A Carlin moment for sure: garbage in, garbage out.

What is wrong with these politicians? Navel Clarke says hoteliers tiefing the tips from hotel workers. Well, everybody shoulda’ know dat already, right? But, if you is a senator, an you goin’ make a federal case out of the issue, you have to do more than just mek big speech; you have to show and mek yuh case. Well, I thought it was commonsense (ok, so its not so common, apparently) that you don’t spout off at the mouth until you have the evidence to support what you claim. But no, not in Jamaica. Not in our senate. Here, we feel quite free to level all kinds of accusations, with nothing to base it on, but somehow expect that we are going to be taken seriously just because we say it. Because, at the end of the day, its how we draw attention to ourselves isn’t it? We don’t give a damn about the actual issues. In the end, all of that chest thumping just casts doubt and aspersions on a perfectly important issue on which to debate and to act.

Next time Navel, hire a research assistant and have that person go put together a report based on all the studies done on the Jamaica tourist industry to find out how exactly the situation go. Don’t depend on hearsay and speculation. Otherwise, you look like a serious jackass.


Did he really say that?

June 21, 2008

“It is innate in us to reserve the best for visitors and treat them even better than we treat ourselves.
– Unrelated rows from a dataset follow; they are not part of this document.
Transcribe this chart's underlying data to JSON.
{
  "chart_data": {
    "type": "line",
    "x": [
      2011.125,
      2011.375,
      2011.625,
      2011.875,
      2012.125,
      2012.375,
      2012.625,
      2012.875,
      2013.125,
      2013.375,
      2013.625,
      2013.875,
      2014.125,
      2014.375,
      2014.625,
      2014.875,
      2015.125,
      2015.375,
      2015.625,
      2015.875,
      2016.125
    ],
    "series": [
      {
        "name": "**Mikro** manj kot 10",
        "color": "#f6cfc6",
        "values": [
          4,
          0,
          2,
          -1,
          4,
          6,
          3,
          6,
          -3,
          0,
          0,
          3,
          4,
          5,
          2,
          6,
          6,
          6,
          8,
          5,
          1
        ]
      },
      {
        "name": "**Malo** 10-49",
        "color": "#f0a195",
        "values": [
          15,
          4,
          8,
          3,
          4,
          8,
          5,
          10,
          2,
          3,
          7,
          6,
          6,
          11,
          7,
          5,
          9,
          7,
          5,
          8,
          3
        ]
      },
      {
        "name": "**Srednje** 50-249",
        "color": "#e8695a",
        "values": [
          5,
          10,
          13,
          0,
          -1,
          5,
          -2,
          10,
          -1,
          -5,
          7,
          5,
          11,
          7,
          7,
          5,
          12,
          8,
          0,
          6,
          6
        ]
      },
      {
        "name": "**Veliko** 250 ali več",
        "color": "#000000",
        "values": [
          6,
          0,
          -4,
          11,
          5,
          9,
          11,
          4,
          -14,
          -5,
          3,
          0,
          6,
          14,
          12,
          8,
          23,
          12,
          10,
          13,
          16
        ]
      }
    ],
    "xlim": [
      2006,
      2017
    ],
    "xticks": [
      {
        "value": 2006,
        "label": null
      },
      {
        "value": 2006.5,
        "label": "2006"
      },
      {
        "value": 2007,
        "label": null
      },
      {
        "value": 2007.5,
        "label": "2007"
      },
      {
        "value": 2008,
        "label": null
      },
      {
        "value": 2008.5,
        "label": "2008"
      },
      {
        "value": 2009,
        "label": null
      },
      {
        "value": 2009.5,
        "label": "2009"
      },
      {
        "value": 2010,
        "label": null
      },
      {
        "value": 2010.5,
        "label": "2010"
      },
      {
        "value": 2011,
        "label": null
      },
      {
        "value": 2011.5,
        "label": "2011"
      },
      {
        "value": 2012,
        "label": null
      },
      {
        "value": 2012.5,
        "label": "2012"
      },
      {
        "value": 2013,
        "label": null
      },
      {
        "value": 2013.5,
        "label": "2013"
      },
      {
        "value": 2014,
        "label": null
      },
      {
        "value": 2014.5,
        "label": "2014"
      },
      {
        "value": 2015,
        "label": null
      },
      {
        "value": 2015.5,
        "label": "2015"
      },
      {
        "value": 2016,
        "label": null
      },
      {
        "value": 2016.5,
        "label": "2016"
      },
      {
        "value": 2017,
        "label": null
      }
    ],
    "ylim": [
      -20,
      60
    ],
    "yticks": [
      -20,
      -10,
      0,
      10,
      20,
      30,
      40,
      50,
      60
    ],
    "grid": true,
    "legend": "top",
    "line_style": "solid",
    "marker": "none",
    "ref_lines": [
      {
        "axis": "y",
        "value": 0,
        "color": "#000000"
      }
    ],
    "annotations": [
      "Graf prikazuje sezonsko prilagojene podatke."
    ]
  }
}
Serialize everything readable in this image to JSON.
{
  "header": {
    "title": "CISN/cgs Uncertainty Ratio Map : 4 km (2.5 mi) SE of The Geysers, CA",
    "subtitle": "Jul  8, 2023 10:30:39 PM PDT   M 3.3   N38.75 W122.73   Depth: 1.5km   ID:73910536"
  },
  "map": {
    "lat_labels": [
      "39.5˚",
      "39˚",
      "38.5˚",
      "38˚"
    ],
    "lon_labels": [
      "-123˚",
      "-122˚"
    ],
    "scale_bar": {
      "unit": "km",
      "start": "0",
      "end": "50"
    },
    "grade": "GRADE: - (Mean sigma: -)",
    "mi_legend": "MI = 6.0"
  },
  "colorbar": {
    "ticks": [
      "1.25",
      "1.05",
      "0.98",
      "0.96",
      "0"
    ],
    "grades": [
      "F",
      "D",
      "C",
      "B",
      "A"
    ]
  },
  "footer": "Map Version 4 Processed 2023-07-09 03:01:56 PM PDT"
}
That is why there are so few crimes against them. In our homes, we were taught at an early age to use the best china only when strangers come.” Harry Smith

If this is what is right with Jamaica, then I shudder to think of what he would say is wrong.
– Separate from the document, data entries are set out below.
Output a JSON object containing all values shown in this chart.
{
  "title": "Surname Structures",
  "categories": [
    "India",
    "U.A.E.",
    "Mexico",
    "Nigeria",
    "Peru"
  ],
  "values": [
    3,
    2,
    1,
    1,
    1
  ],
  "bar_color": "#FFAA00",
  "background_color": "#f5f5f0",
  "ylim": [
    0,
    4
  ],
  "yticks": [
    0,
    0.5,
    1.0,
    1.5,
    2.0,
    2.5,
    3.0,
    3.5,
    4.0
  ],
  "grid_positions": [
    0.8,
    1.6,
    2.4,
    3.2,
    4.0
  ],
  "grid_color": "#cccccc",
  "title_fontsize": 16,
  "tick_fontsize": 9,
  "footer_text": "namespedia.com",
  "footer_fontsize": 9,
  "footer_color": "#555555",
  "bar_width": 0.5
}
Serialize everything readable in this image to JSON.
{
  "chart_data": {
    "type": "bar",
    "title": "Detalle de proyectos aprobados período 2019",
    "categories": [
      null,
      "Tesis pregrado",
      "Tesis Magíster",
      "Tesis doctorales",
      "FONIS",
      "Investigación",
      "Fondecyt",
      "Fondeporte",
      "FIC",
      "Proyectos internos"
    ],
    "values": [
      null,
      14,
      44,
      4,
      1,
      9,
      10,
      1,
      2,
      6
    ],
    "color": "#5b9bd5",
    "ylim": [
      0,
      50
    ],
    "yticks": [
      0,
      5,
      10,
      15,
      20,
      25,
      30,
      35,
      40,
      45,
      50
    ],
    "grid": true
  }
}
Letter to Gleaner, Feb. 28, 2007 

Regarding the Feb. 25 story about Jamaica not being the favored destination for overprivileged college students from the US.  In my view, that’s not necessarily a bad thing. And using the recent policies regarding passports as a scapegoat makes the problem even more apparent.
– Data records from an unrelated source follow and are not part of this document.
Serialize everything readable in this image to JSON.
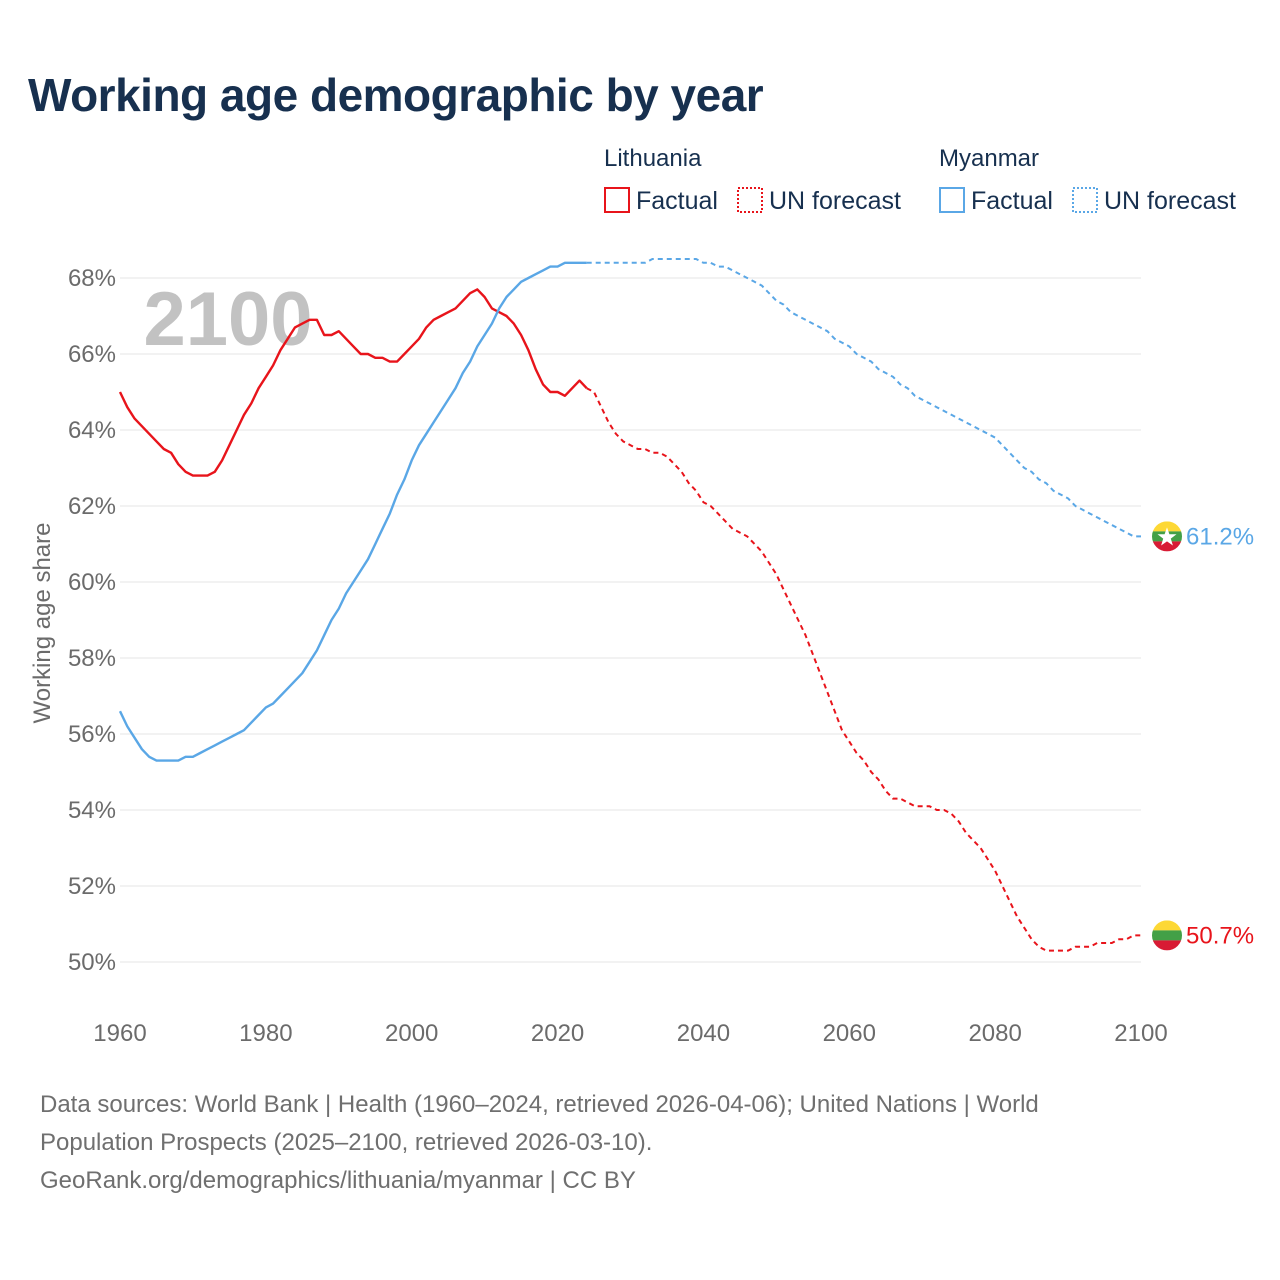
{
  "title": "Working age demographic by year",
  "source_lines": [
    "Data sources: World Bank | Health (1960–2024, retrieved 2026-04-06); United Nations | World",
    "Population Prospects (2025–2100, retrieved 2026-03-10).",
    "GeoRank.org/demographics/lithuania/myanmar | CC BY"
  ],
  "year_watermark": "2100",
  "colors": {
    "lithuania": "#e8141b",
    "myanmar": "#5aa7e6",
    "myanmar_forecast": "#5aa7e6",
    "grid": "#e6e6e6",
    "text": "#17304f"
  },
  "legend": {
    "groups": [
      {
        "country": "Lithuania",
        "factual_label": "Factual",
        "forecast_label": "UN forecast",
        "color_key": "lithuania"
      },
      {
        "country": "Myanmar",
        "factual_label": "Factual",
        "forecast_label": "UN forecast",
        "color_key": "myanmar"
      }
    ]
  },
  "chart_data": {
    "type": "line",
    "title": "Working age demographic by year",
    "xlabel": "",
    "ylabel": "Working age share",
    "xlim": [
      1960,
      2100
    ],
    "ylim": [
      49,
      69
    ],
    "x_ticks": [
      1960,
      1980,
      2000,
      2020,
      2040,
      2060,
      2080,
      2100
    ],
    "y_ticks": [
      50,
      52,
      54,
      56,
      58,
      60,
      62,
      64,
      66,
      68
    ],
    "y_tick_suffix": "%",
    "factual_end_year": 2024,
    "series": [
      {
        "name": "Lithuania",
        "end_label": "50.7%",
        "points": [
          [
            1960,
            65.0
          ],
          [
            1961,
            64.6
          ],
          [
            1962,
            64.3
          ],
          [
            1963,
            64.1
          ],
          [
            1964,
            63.9
          ],
          [
            1965,
            63.7
          ],
          [
            1966,
            63.5
          ],
          [
            1967,
            63.4
          ],
          [
            1968,
            63.1
          ],
          [
            1969,
            62.9
          ],
          [
            1970,
            62.8
          ],
          [
            1971,
            62.8
          ],
          [
            1972,
            62.8
          ],
          [
            1973,
            62.9
          ],
          [
            1974,
            63.2
          ],
          [
            1975,
            63.6
          ],
          [
            1976,
            64.0
          ],
          [
            1977,
            64.4
          ],
          [
            1978,
            64.7
          ],
          [
            1979,
            65.1
          ],
          [
            1980,
            65.4
          ],
          [
            1981,
            65.7
          ],
          [
            1982,
            66.1
          ],
          [
            1983,
            66.4
          ],
          [
            1984,
            66.7
          ],
          [
            1985,
            66.8
          ],
          [
            1986,
            66.9
          ],
          [
            1987,
            66.9
          ],
          [
            1988,
            66.5
          ],
          [
            1989,
            66.5
          ],
          [
            1990,
            66.6
          ],
          [
            1991,
            66.4
          ],
          [
            1992,
            66.2
          ],
          [
            1993,
            66.0
          ],
          [
            1994,
            66.0
          ],
          [
            1995,
            65.9
          ],
          [
            1996,
            65.9
          ],
          [
            1997,
            65.8
          ],
          [
            1998,
            65.8
          ],
          [
            1999,
            66.0
          ],
          [
            2000,
            66.2
          ],
          [
            2001,
            66.4
          ],
          [
            2002,
            66.7
          ],
          [
            2003,
            66.9
          ],
          [
            2004,
            67.0
          ],
          [
            2005,
            67.1
          ],
          [
            2006,
            67.2
          ],
          [
            2007,
            67.4
          ],
          [
            2008,
            67.6
          ],
          [
            2009,
            67.7
          ],
          [
            2010,
            67.5
          ],
          [
            2011,
            67.2
          ],
          [
            2012,
            67.1
          ],
          [
            2013,
            67.0
          ],
          [
            2014,
            66.8
          ],
          [
            2015,
            66.5
          ],
          [
            2016,
            66.1
          ],
          [
            2017,
            65.6
          ],
          [
            2018,
            65.2
          ],
          [
            2019,
            65.0
          ],
          [
            2020,
            65.0
          ],
          [
            2021,
            64.9
          ],
          [
            2022,
            65.1
          ],
          [
            2023,
            65.3
          ],
          [
            2024,
            65.1
          ],
          [
            2025,
            65.0
          ],
          [
            2026,
            64.6
          ],
          [
            2027,
            64.2
          ],
          [
            2028,
            63.9
          ],
          [
            2029,
            63.7
          ],
          [
            2030,
            63.6
          ],
          [
            2031,
            63.5
          ],
          [
            2032,
            63.5
          ],
          [
            2033,
            63.4
          ],
          [
            2034,
            63.4
          ],
          [
            2035,
            63.3
          ],
          [
            2036,
            63.1
          ],
          [
            2037,
            62.9
          ],
          [
            2038,
            62.6
          ],
          [
            2039,
            62.4
          ],
          [
            2040,
            62.1
          ],
          [
            2041,
            62.0
          ],
          [
            2042,
            61.8
          ],
          [
            2043,
            61.6
          ],
          [
            2044,
            61.4
          ],
          [
            2045,
            61.3
          ],
          [
            2046,
            61.2
          ],
          [
            2047,
            61.0
          ],
          [
            2048,
            60.8
          ],
          [
            2049,
            60.5
          ],
          [
            2050,
            60.2
          ],
          [
            2051,
            59.8
          ],
          [
            2052,
            59.4
          ],
          [
            2053,
            59.0
          ],
          [
            2054,
            58.6
          ],
          [
            2055,
            58.1
          ],
          [
            2056,
            57.6
          ],
          [
            2057,
            57.1
          ],
          [
            2058,
            56.6
          ],
          [
            2059,
            56.1
          ],
          [
            2060,
            55.8
          ],
          [
            2061,
            55.5
          ],
          [
            2062,
            55.3
          ],
          [
            2063,
            55.0
          ],
          [
            2064,
            54.8
          ],
          [
            2065,
            54.5
          ],
          [
            2066,
            54.3
          ],
          [
            2067,
            54.3
          ],
          [
            2068,
            54.2
          ],
          [
            2069,
            54.1
          ],
          [
            2070,
            54.1
          ],
          [
            2071,
            54.1
          ],
          [
            2072,
            54.0
          ],
          [
            2073,
            54.0
          ],
          [
            2074,
            53.9
          ],
          [
            2075,
            53.7
          ],
          [
            2076,
            53.4
          ],
          [
            2077,
            53.2
          ],
          [
            2078,
            53.0
          ],
          [
            2079,
            52.7
          ],
          [
            2080,
            52.4
          ],
          [
            2081,
            52.0
          ],
          [
            2082,
            51.6
          ],
          [
            2083,
            51.2
          ],
          [
            2084,
            50.9
          ],
          [
            2085,
            50.6
          ],
          [
            2086,
            50.4
          ],
          [
            2087,
            50.3
          ],
          [
            2088,
            50.3
          ],
          [
            2089,
            50.3
          ],
          [
            2090,
            50.3
          ],
          [
            2091,
            50.4
          ],
          [
            2092,
            50.4
          ],
          [
            2093,
            50.4
          ],
          [
            2094,
            50.5
          ],
          [
            2095,
            50.5
          ],
          [
            2096,
            50.5
          ],
          [
            2097,
            50.6
          ],
          [
            2098,
            50.6
          ],
          [
            2099,
            50.7
          ],
          [
            2100,
            50.7
          ]
        ]
      },
      {
        "name": "Myanmar",
        "end_label": "61.2%",
        "points": [
          [
            1960,
            56.6
          ],
          [
            1961,
            56.2
          ],
          [
            1962,
            55.9
          ],
          [
            1963,
            55.6
          ],
          [
            1964,
            55.4
          ],
          [
            1965,
            55.3
          ],
          [
            1966,
            55.3
          ],
          [
            1967,
            55.3
          ],
          [
            1968,
            55.3
          ],
          [
            1969,
            55.4
          ],
          [
            1970,
            55.4
          ],
          [
            1971,
            55.5
          ],
          [
            1972,
            55.6
          ],
          [
            1973,
            55.7
          ],
          [
            1974,
            55.8
          ],
          [
            1975,
            55.9
          ],
          [
            1976,
            56.0
          ],
          [
            1977,
            56.1
          ],
          [
            1978,
            56.3
          ],
          [
            1979,
            56.5
          ],
          [
            1980,
            56.7
          ],
          [
            1981,
            56.8
          ],
          [
            1982,
            57.0
          ],
          [
            1983,
            57.2
          ],
          [
            1984,
            57.4
          ],
          [
            1985,
            57.6
          ],
          [
            1986,
            57.9
          ],
          [
            1987,
            58.2
          ],
          [
            1988,
            58.6
          ],
          [
            1989,
            59.0
          ],
          [
            1990,
            59.3
          ],
          [
            1991,
            59.7
          ],
          [
            1992,
            60.0
          ],
          [
            1993,
            60.3
          ],
          [
            1994,
            60.6
          ],
          [
            1995,
            61.0
          ],
          [
            1996,
            61.4
          ],
          [
            1997,
            61.8
          ],
          [
            1998,
            62.3
          ],
          [
            1999,
            62.7
          ],
          [
            2000,
            63.2
          ],
          [
            2001,
            63.6
          ],
          [
            2002,
            63.9
          ],
          [
            2003,
            64.2
          ],
          [
            2004,
            64.5
          ],
          [
            2005,
            64.8
          ],
          [
            2006,
            65.1
          ],
          [
            2007,
            65.5
          ],
          [
            2008,
            65.8
          ],
          [
            2009,
            66.2
          ],
          [
            2010,
            66.5
          ],
          [
            2011,
            66.8
          ],
          [
            2012,
            67.2
          ],
          [
            2013,
            67.5
          ],
          [
            2014,
            67.7
          ],
          [
            2015,
            67.9
          ],
          [
            2016,
            68.0
          ],
          [
            2017,
            68.1
          ],
          [
            2018,
            68.2
          ],
          [
            2019,
            68.3
          ],
          [
            2020,
            68.3
          ],
          [
            2021,
            68.4
          ],
          [
            2022,
            68.4
          ],
          [
            2023,
            68.4
          ],
          [
            2024,
            68.4
          ],
          [
            2025,
            68.4
          ],
          [
            2026,
            68.4
          ],
          [
            2027,
            68.4
          ],
          [
            2028,
            68.4
          ],
          [
            2029,
            68.4
          ],
          [
            2030,
            68.4
          ],
          [
            2031,
            68.4
          ],
          [
            2032,
            68.4
          ],
          [
            2033,
            68.5
          ],
          [
            2034,
            68.5
          ],
          [
            2035,
            68.5
          ],
          [
            2036,
            68.5
          ],
          [
            2037,
            68.5
          ],
          [
            2038,
            68.5
          ],
          [
            2039,
            68.5
          ],
          [
            2040,
            68.4
          ],
          [
            2041,
            68.4
          ],
          [
            2042,
            68.3
          ],
          [
            2043,
            68.3
          ],
          [
            2044,
            68.2
          ],
          [
            2045,
            68.1
          ],
          [
            2046,
            68.0
          ],
          [
            2047,
            67.9
          ],
          [
            2048,
            67.8
          ],
          [
            2049,
            67.6
          ],
          [
            2050,
            67.4
          ],
          [
            2051,
            67.3
          ],
          [
            2052,
            67.1
          ],
          [
            2053,
            67.0
          ],
          [
            2054,
            66.9
          ],
          [
            2055,
            66.8
          ],
          [
            2056,
            66.7
          ],
          [
            2057,
            66.6
          ],
          [
            2058,
            66.4
          ],
          [
            2059,
            66.3
          ],
          [
            2060,
            66.2
          ],
          [
            2061,
            66.0
          ],
          [
            2062,
            65.9
          ],
          [
            2063,
            65.8
          ],
          [
            2064,
            65.6
          ],
          [
            2065,
            65.5
          ],
          [
            2066,
            65.4
          ],
          [
            2067,
            65.2
          ],
          [
            2068,
            65.1
          ],
          [
            2069,
            64.9
          ],
          [
            2070,
            64.8
          ],
          [
            2071,
            64.7
          ],
          [
            2072,
            64.6
          ],
          [
            2073,
            64.5
          ],
          [
            2074,
            64.4
          ],
          [
            2075,
            64.3
          ],
          [
            2076,
            64.2
          ],
          [
            2077,
            64.1
          ],
          [
            2078,
            64.0
          ],
          [
            2079,
            63.9
          ],
          [
            2080,
            63.8
          ],
          [
            2081,
            63.6
          ],
          [
            2082,
            63.4
          ],
          [
            2083,
            63.2
          ],
          [
            2084,
            63.0
          ],
          [
            2085,
            62.9
          ],
          [
            2086,
            62.7
          ],
          [
            2087,
            62.6
          ],
          [
            2088,
            62.4
          ],
          [
            2089,
            62.3
          ],
          [
            2090,
            62.2
          ],
          [
            2091,
            62.0
          ],
          [
            2092,
            61.9
          ],
          [
            2093,
            61.8
          ],
          [
            2094,
            61.7
          ],
          [
            2095,
            61.6
          ],
          [
            2096,
            61.5
          ],
          [
            2097,
            61.4
          ],
          [
            2098,
            61.3
          ],
          [
            2099,
            61.2
          ],
          [
            2100,
            61.2
          ]
        ]
      }
    ]
  }
}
Over the past 10 years, I have often travelled to Jamaica around the spring break period. The conversations in the airport lobbies, on the airplane returning to their homes, and in my college classrooms reveal some of the reasons why the mystique has evaporated.   Jamaica simply is too expensive for what they get. Students say they want to party, but seriously, they don’t really expect to see a replication of Six Flags America-style amusement parks.  They do want to experience what this country is really about.  They want a peek beyond the mystique even though they’re probably high while doing so.


What they get glimpses of – the dirt, decline, corruption, mistreatment – tells them that they either should return as Peace Corps types, or not at all. Feeling bad about what is happening around you is not exactly the way to enjoy one’s vacation.  As such, Cancun and South Florida is a better deal; at least they know what they are getting.  This is what they tell their friends and family.


What’s missing from the development of tourism in Jamaica is a love of the place and the people who make this place what it is. The disdain with which Jamaican citizens are treated by policy makers is clearly evident to the naked, uncritical eye of spring breakers.


When the national government actively perpetuates structural violence against its citizens (poverty, poor quality of education, no protections for whatever employment does exist et al) and raids the national coffers with no explanation or plan for replacing the dwindling resources, the effects reverberate throughout the society.  The tourist industry is not immune to these conditions, and the effects are often unintended.


What is needed? Radically new ideas about planning and management of the built environment, mass firing of the government folks who are currently running the country into the ground, and sustained efforts to nurture and sustain an educated (not just school-related, but civic-minded) and engaged public.

In truth, Jamaica need a break from tourism.  We need to address the social infrastructure to make it possible for people to be less dependent on one industry for survival. We — from the swims lady in St. Elizabeth to the JUTA driver in Montego Bay – need to be able to say proudly and truthfully that residents of this country matter just as much, if not more than, the visitors. Only then can the indigenous sense of pride that is most often expressed through mob violence and desperate but ineffective demonstrations, develop into something that makes Jamaica worth going to, over and over again. And we would all — residents and visitors alike — be better off for it.